Parallel Transcoding
Transcoding - introductory Cyrillic to Latin example
Notes and Resources
- This introductory part may be implemented in a brute-force manner as follows.
- For each of the 16 output bits of UTF-16, we define a character class. The members of this character class for bit position K are the Cyrillic input codepoints that whose bit changes at position K. The character class compiler algorithm is then applied.
- Using this method, characters not in the Cyrillic range will automatically be maintained.
- See the transcode_compiler.py for a prototype that addresses a similar transcoding problem.
- The character class compiler knows how to apply many optimizations, so it should be tried first. However, if there are patterns that can be identified that the character class compiler cannot detect, there might be further improvements that can be made.
Fixed vs. Variable-Length Transcoding
A fixed-length transcoding problem is one in which the output code units are in one-to-one correspondence with the input code units. For example, in the Cyrillic to Latin case using UTF-16, there is one UTF-16 output code unit for every UTF-16 input code unit.

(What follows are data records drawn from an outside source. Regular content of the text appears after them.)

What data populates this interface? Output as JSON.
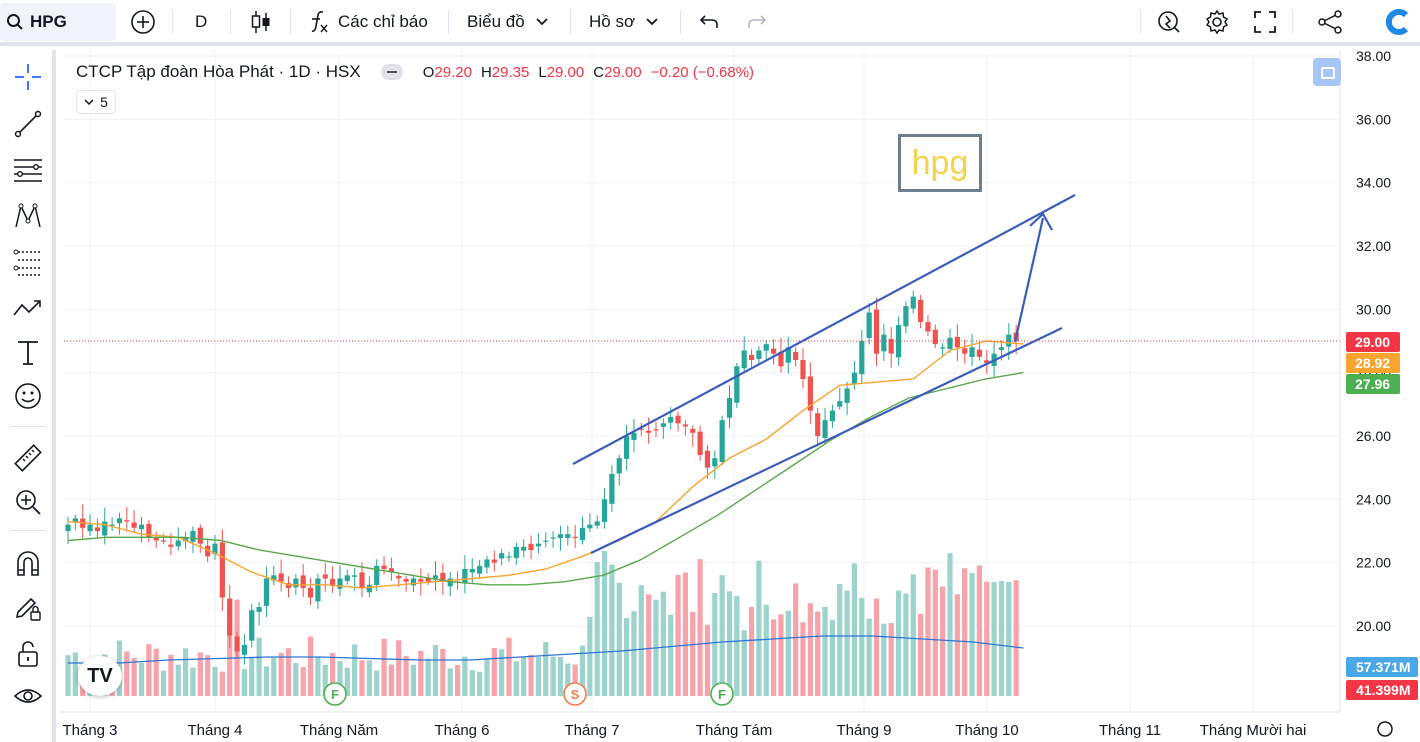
{
  "toolbar": {
    "symbol": "HPG",
    "interval": "D",
    "indicators_label": "Các chỉ báo",
    "chart_label": "Biểu đồ",
    "profile_label": "Hồ sơ",
    "icons": [
      "search-icon",
      "add-symbol-icon",
      "candles-icon",
      "fx-icon",
      "chevron-down-icon",
      "undo-icon",
      "redo-icon",
      "alert-icon",
      "gear-icon",
      "fullscreen-icon",
      "share-icon",
      "logo-icon"
    ]
  },
  "legend": {
    "title": "CTCP Tập đoàn Hòa Phát · 1D · HSX",
    "open_label": "O",
    "open": "29.20",
    "high_label": "H",
    "high": "29.35",
    "low_label": "L",
    "low": "29.00",
    "close_label": "C",
    "close": "29.00",
    "change": "−0.20 (−0.68%)",
    "collapse_count": "5"
  },
  "annotation": {
    "text": "hpg",
    "color": "#f5d24e"
  },
  "colors": {
    "up": "#26a69a",
    "down": "#ef5350",
    "ma_fast": "#f7a530",
    "ma_slow": "#5aa849",
    "trend": "#3b5dba",
    "vol_ma": "#2b76d6"
  },
  "chart_data": {
    "type": "candlestick",
    "price_axis": {
      "ticks": [
        "20.00",
        "22.00",
        "24.00",
        "26.00",
        "28.00",
        "30.00",
        "32.00",
        "34.00",
        "36.00",
        "38.00"
      ],
      "ylim": [
        18.5,
        38.0
      ]
    },
    "time_axis": {
      "labels": [
        "Tháng 3",
        "Tháng 4",
        "Tháng Năm",
        "Tháng 6",
        "Tháng 7",
        "Tháng Tám",
        "Tháng 9",
        "Tháng 10",
        "Tháng 11",
        "Tháng Mười hai"
      ]
    },
    "price_labels": [
      {
        "value": "29.00",
        "color": "#f23645"
      },
      {
        "value": "28.92",
        "color": "#f7a530"
      },
      {
        "value": "27.96",
        "color": "#4caf50"
      }
    ],
    "volume_labels": [
      {
        "value": "57.371M",
        "color": "#4aa8e8"
      },
      {
        "value": "41.399M",
        "color": "#f23645"
      }
    ],
    "series": [
      {
        "name": "close",
        "values": [
          23.2,
          23.4,
          23.1,
          23.2,
          23.0,
          23.3,
          23.2,
          23.4,
          23.3,
          23.1,
          23.2,
          22.8,
          22.7,
          22.7,
          22.5,
          22.7,
          22.8,
          23.0,
          22.6,
          22.2,
          22.6,
          20.9,
          19.7,
          19.2,
          19.4,
          20.5,
          20.6,
          21.5,
          21.6,
          21.4,
          21.2,
          21.5,
          21.2,
          20.9,
          21.5,
          21.5,
          21.3,
          21.5,
          21.6,
          21.6,
          21.2,
          21.3,
          21.9,
          21.8,
          21.7,
          21.5,
          21.4,
          21.5,
          21.4,
          21.4,
          21.6,
          21.4,
          21.5,
          21.4,
          21.8,
          21.8,
          21.9,
          22.1,
          22.0,
          22.3,
          22.2,
          22.5,
          22.5,
          22.4,
          22.6,
          22.7,
          22.8,
          22.9,
          22.9,
          22.8,
          23.1,
          23.2,
          23.3,
          24.0,
          24.8,
          25.3,
          26.0,
          26.1,
          26.2,
          26.1,
          26.2,
          26.4,
          26.6,
          26.4,
          26.3,
          26.1,
          25.4,
          25.0,
          25.3,
          26.5,
          27.2,
          28.2,
          28.7,
          28.4,
          28.7,
          28.9,
          28.6,
          28.2,
          28.8,
          28.4,
          27.8,
          26.8,
          26.0,
          26.5,
          26.8,
          27.1,
          27.5,
          28.0,
          29.0,
          29.9,
          28.6,
          29.2,
          28.6,
          29.5,
          30.1,
          30.4,
          29.6,
          29.3,
          28.9,
          28.8,
          29.1,
          28.8,
          28.6,
          28.8,
          28.5,
          28.3,
          28.6,
          28.8,
          29.2,
          29.0
        ]
      },
      {
        "name": "ma_fast",
        "values": [
          23.3,
          23.2,
          22.9,
          22.8,
          22.3,
          21.7,
          21.3,
          21.3,
          21.2,
          21.3,
          21.4,
          21.5,
          21.6,
          21.8,
          22.2,
          22.7,
          23.3,
          24.4,
          25.3,
          25.9,
          26.8,
          27.6,
          27.7,
          27.8,
          28.7,
          29.0,
          28.9
        ]
      },
      {
        "name": "ma_slow",
        "values": [
          22.7,
          22.8,
          22.8,
          22.8,
          22.7,
          22.4,
          22.2,
          22.0,
          21.8,
          21.6,
          21.4,
          21.3,
          21.3,
          21.4,
          21.6,
          22.1,
          22.8,
          23.5,
          24.3,
          25.1,
          25.9,
          26.6,
          27.2,
          27.5,
          27.8,
          28.0
        ]
      },
      {
        "name": "volume_ma",
        "values": [
          0.22,
          0.22,
          0.24,
          0.25,
          0.26,
          0.26,
          0.25,
          0.24,
          0.24,
          0.26,
          0.28,
          0.3,
          0.33,
          0.36,
          0.38,
          0.4,
          0.4,
          0.38,
          0.36,
          0.32
        ]
      }
    ],
    "trend_lines": [
      {
        "from": [
          "Tháng 7",
          25.2
        ],
        "to": [
          "Tháng 10",
          33.6
        ]
      },
      {
        "from": [
          "Tháng 7",
          22.3
        ],
        "to": [
          "Tháng 10",
          29.5
        ]
      }
    ],
    "events": [
      "F",
      "S",
      "F"
    ]
  }
}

In this case transcoding using bit parallel methods is straightforward.
- Transform data to 16 parallel bit streams (two sets of 8 bit streams each for the high and low bytes of each code unit).
- Perform logical operations to calculate the corresponding bit streams for the output data.
- Perform inverse transposition to generate a UTF-16 output file that is precisely the same size as the original.
A variable-length transcoding problem is one in which there is not necessarily a one-to-one correspondence between the code units of the input data stream and those of the output data. UTF-8 to UTF-16 is a good example. In this case, input characters in the ASCII range are encoded with one UTF-8 byte and transformed to a single UTF-16 code unit. In the 0x80-0x7FF codepoint range, however, two UTF-8 bytes are used for each UTF-16 code unit. In the 0x800-0xFFFF codepoint range, three UTF-8 bytes are required for each codepoint, which may again be represented as a single UTF-16 code unit. Finally, in the 0x10000-0x10FFFF range, four UTF-8 bytes are needed for characters, producing two UTF-16 code units.
In UTF-8 to UTF-16 transcoding, the number of code units always stays the same or decreases. In this case, the transcoding problem requires the elimination of some code unit positions in the input when the corresponding output codepoint uses fewer code units. Parallel transcoding proceeds as follows.
- Transpose the input data to parallel bit stream form.
- For each instance in which m input code units are transcoded to a single code unit, produce shifted input streams that move bit data from the first m-1 positions forward to the final position of the code unit.
- Perform the calculations of output bit stream data using combinations of the input and shifted bit streams.
- Mark the first m-1 positions of the input code units for deletion.
- Perform a parallel deletion (parallel compress) on the calculated bit stream data so that retained positions are in one-to-one correspondence with required output data.
- Compute the output stream by inverse transposition.
In order for parallel deletion to be implemented efficiently, some of the deletion work may be performed using bitstream calculations, while other work is performed only after inverse transposition.
This process is illustrated in the u8u16
transcoder.